Oleh: Agusto Sulistio

Presiden Jokowi mengumumkan pemberian hak guna usaha (HGU) lahan hingga 190 tahun di Ibu Kota Nusantara (IKN) untuk menarik investasi besar dari dalam dan luar negeri. Namun, kebijakan ini menuai kritik dan menimbulkan pertanyaan besar tentang relevansi dan dampak jangka panjangnya.

Kebijakan HGU 190 tahun diharapkan memberikan kepastian bagi investor. Namun, faktor utama yang mempengaruhi minat investasi adalah stabilitas politik, kepastian hukum, dan iklim usaha yang kondusif. Indonesia masih menghadapi tantangan besar seperti korupsi, birokrasi yang rumit, dan ketidakpastian hukum. Tanpa perbaikan mendasar, kebijakan HGU yang panjang tidak akan cukup menarik investor besar.

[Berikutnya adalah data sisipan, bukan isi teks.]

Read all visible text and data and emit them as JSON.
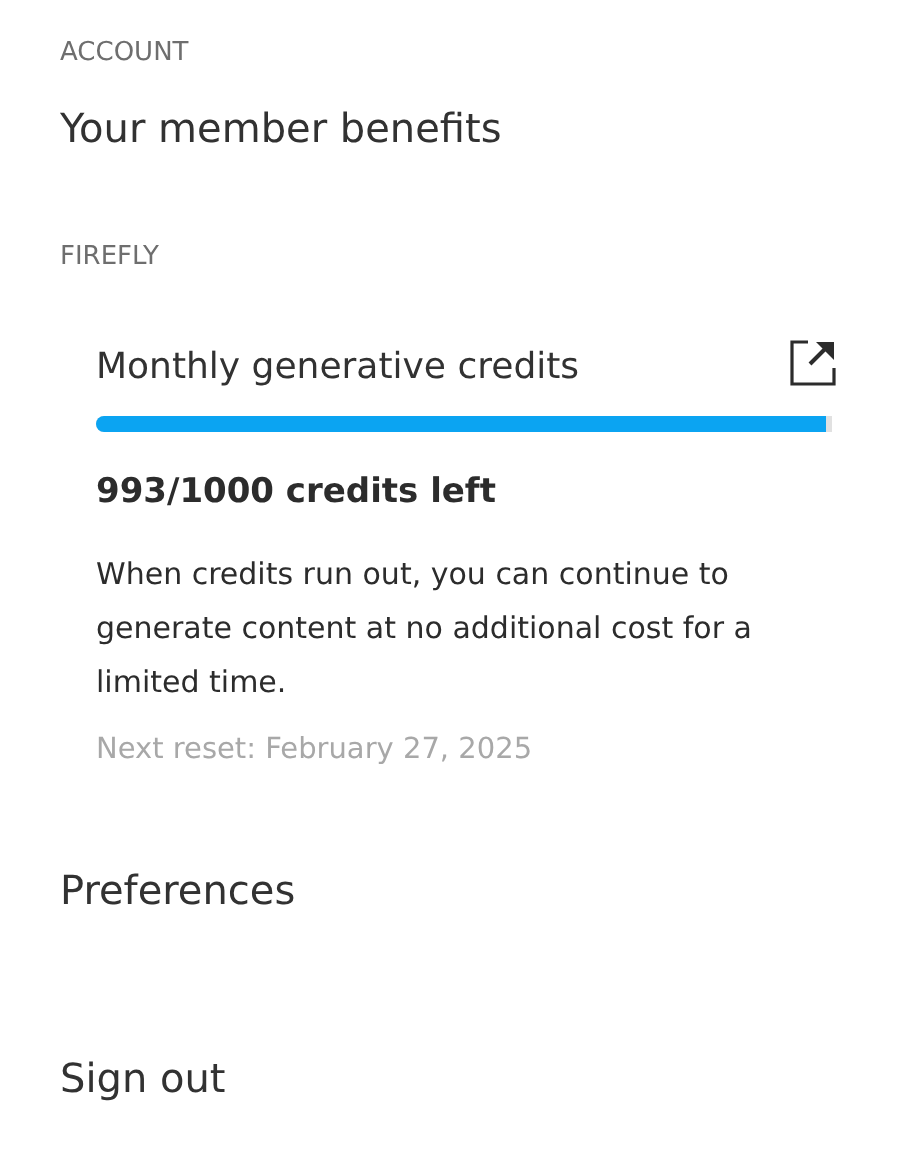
{
  "section_label": "ACCOUNT",
  "title": "Your member benefits",
  "group_label": "FIREFLY",
  "credits": {
    "name": "Monthly generative credits",
    "level": 0.993,
    "count": "993/1000 credits left",
    "description": "When credits run out, you can continue to generate content at no additional cost for a limited time.",
    "reset": "Next reset: February 27, 2025"
  },
  "links": [
    "Preferences",
    "Sign out"
  ]
}
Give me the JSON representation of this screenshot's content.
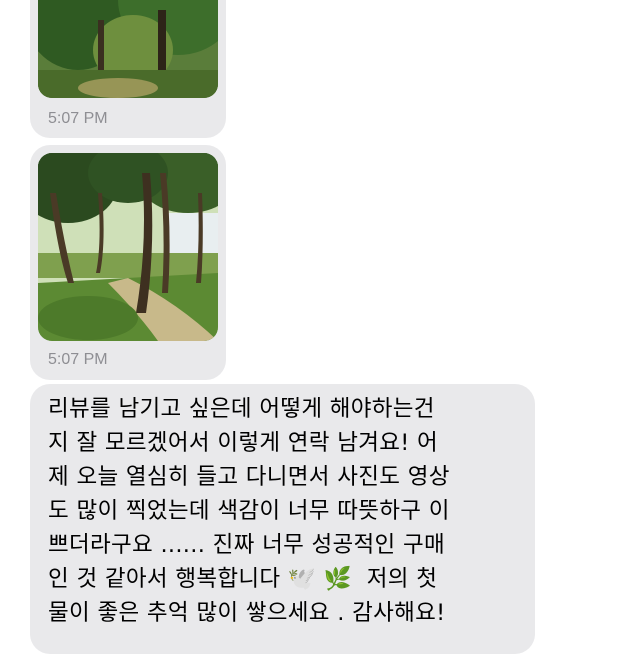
{
  "conversation": {
    "messages": [
      {
        "kind": "photo",
        "description_icon": "forest-photo-icon",
        "timestamp": "5:07 PM"
      },
      {
        "kind": "photo",
        "description_icon": "forest-path-photo-icon",
        "timestamp": "5:07 PM"
      },
      {
        "kind": "text",
        "lines": [
          "리뷰를 남기고 싶은데 어떻게 해야하는건",
          "지 잘 모르겠어서 이렇게 연락 남겨요! 어",
          "제 오늘 열심히 들고 다니면서 사진도 영상",
          "도 많이 찍었는데 색감이 너무 따뜻하구 이",
          "쁘더라구요 ...... 진짜 너무 성공적인 구매",
          "인 것 같아서 행복합니다 🕊️ 🌿  저의 첫",
          "물이 좋은 추억 많이 쌓으세요 . 감사해요!"
        ]
      }
    ]
  },
  "colors": {
    "bubble": "#e9e9eb",
    "timestamp": "#8e8e93",
    "text": "#000000"
  }
}
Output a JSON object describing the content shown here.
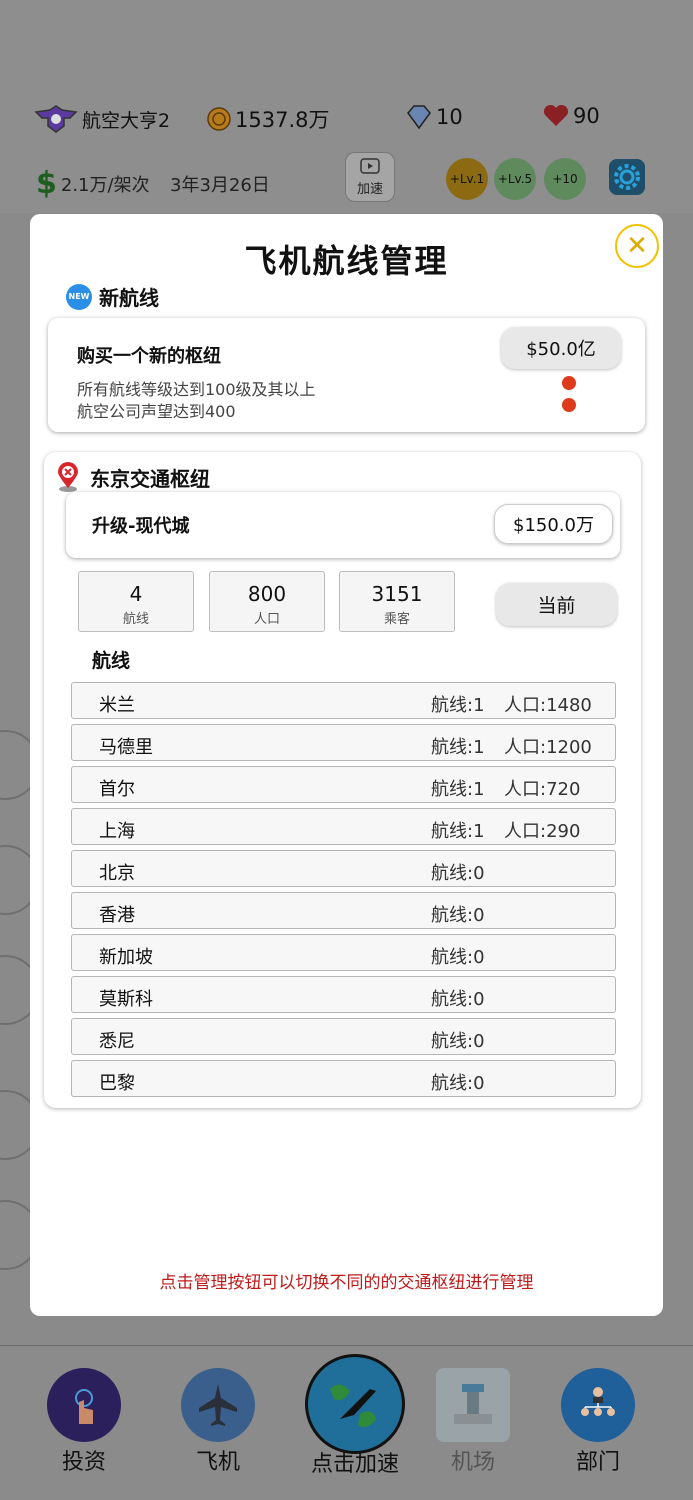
{
  "header": {
    "player_name": "航空大亨2",
    "coins": "1537.8万",
    "diamonds": "10",
    "hearts": "90",
    "income_rate": "2.1万/架次",
    "game_date": "3年3月26日",
    "speed_label": "加速",
    "boosts": [
      "+Lv.1",
      "+Lv.5",
      "+10"
    ]
  },
  "modal": {
    "title": "飞机航线管理",
    "close_icon": "close-icon",
    "new_route": {
      "section_label": "新航线",
      "badge": "NEW",
      "card_title": "购买一个新的枢纽",
      "price": "$50.0亿",
      "requirements": [
        "所有航线等级达到100级及其以上",
        "航空公司声望达到400"
      ]
    },
    "hub": {
      "name": "东京交通枢纽",
      "upgrade_label": "升级-现代城",
      "upgrade_price": "$150.0万",
      "stats": [
        {
          "value": "4",
          "label": "航线"
        },
        {
          "value": "800",
          "label": "人口"
        },
        {
          "value": "3151",
          "label": "乘客"
        }
      ],
      "current_button": "当前",
      "routes_heading": "航线",
      "routes": [
        {
          "city": "米兰",
          "routes": "航线:1",
          "population": "人口:1480"
        },
        {
          "city": "马德里",
          "routes": "航线:1",
          "population": "人口:1200"
        },
        {
          "city": "首尔",
          "routes": "航线:1",
          "population": "人口:720"
        },
        {
          "city": "上海",
          "routes": "航线:1",
          "population": "人口:290"
        },
        {
          "city": "北京",
          "routes": "航线:0",
          "population": ""
        },
        {
          "city": "香港",
          "routes": "航线:0",
          "population": ""
        },
        {
          "city": "新加坡",
          "routes": "航线:0",
          "population": ""
        },
        {
          "city": "莫斯科",
          "routes": "航线:0",
          "population": ""
        },
        {
          "city": "悉尼",
          "routes": "航线:0",
          "population": ""
        },
        {
          "city": "巴黎",
          "routes": "航线:0",
          "population": ""
        }
      ]
    },
    "hint": "点击管理按钮可以切换不同的的交通枢纽进行管理"
  },
  "nav": [
    {
      "label": "投资",
      "icon": "invest-icon"
    },
    {
      "label": "飞机",
      "icon": "airplane-icon"
    },
    {
      "label": "点击加速",
      "icon": "globe-airplane-icon"
    },
    {
      "label": "机场",
      "icon": "airport-tower-icon"
    },
    {
      "label": "部门",
      "icon": "department-icon"
    }
  ],
  "colors": {
    "accent_close": "#f2c200",
    "hint_red": "#c11a1a",
    "req_dot": "#e03a1c",
    "new_badge": "#2b8fe8"
  }
}
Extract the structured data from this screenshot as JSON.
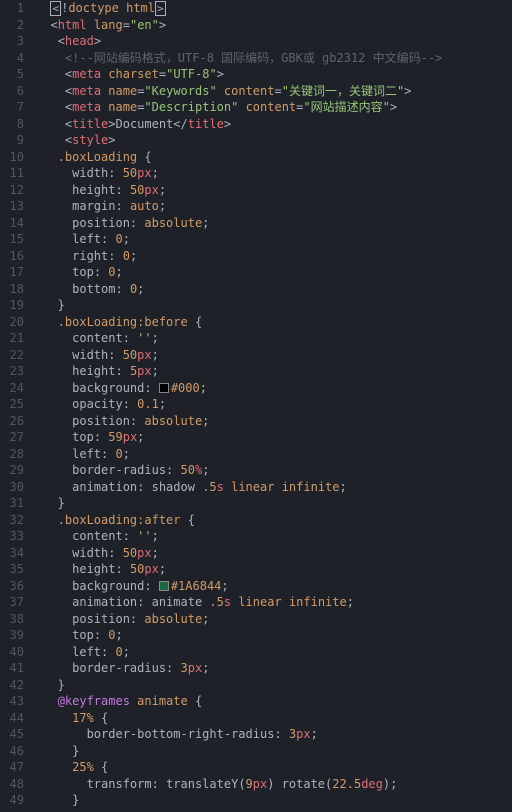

Dampak Lingkungan dan Sosial

Kebijakan ini berpotensi meningkatkan deforestasi dan merusak ekosistem lokal. Di IKN, yang sebagian besar berada di tanah masyarakat adat, pemberian HGU jangka panjang bisa memicu konflik agraria dan merugikan masyarakat lokal. Tanah yang dikuasai investor besar untuk jangka waktu lama mengurangi akses dan hak masyarakat adat yang bergantung pada tanah tersebut.

Memberikan HGU hingga 190 tahun menciptakan beban bagi pemerintahan di masa depan. Kebijakan ini berpotensi menjadi “bom waktu” yang harus dihadapi presiden berikutnya, terutama jika investasi yang diharapkan tidak terealisasi sesuai rencana. Pemerintah masa depan harus menanggung konsekuensi dari keputusan ini, baik dari segi kebijakan tanah maupun dampak sosial dan ekonomi.

IKN saat ini masih dalam tahap awal pembangunan dan belum memiliki infrastruktur serta jumlah penduduk yang signifikan. Investasi infrastruktur publik memerlukan basis penduduk besar untuk menjadi menguntungkan. Dengan jumlah penduduk yang diperkirakan belum mencapai lima juta dalam 10 tahun pertama, sulit melihat bagaimana investasi besar dapat segera menguntungkan. Kebijakan HGU 190 tahun tampak prematur dan tidak berdasarkan perhitungan realistis.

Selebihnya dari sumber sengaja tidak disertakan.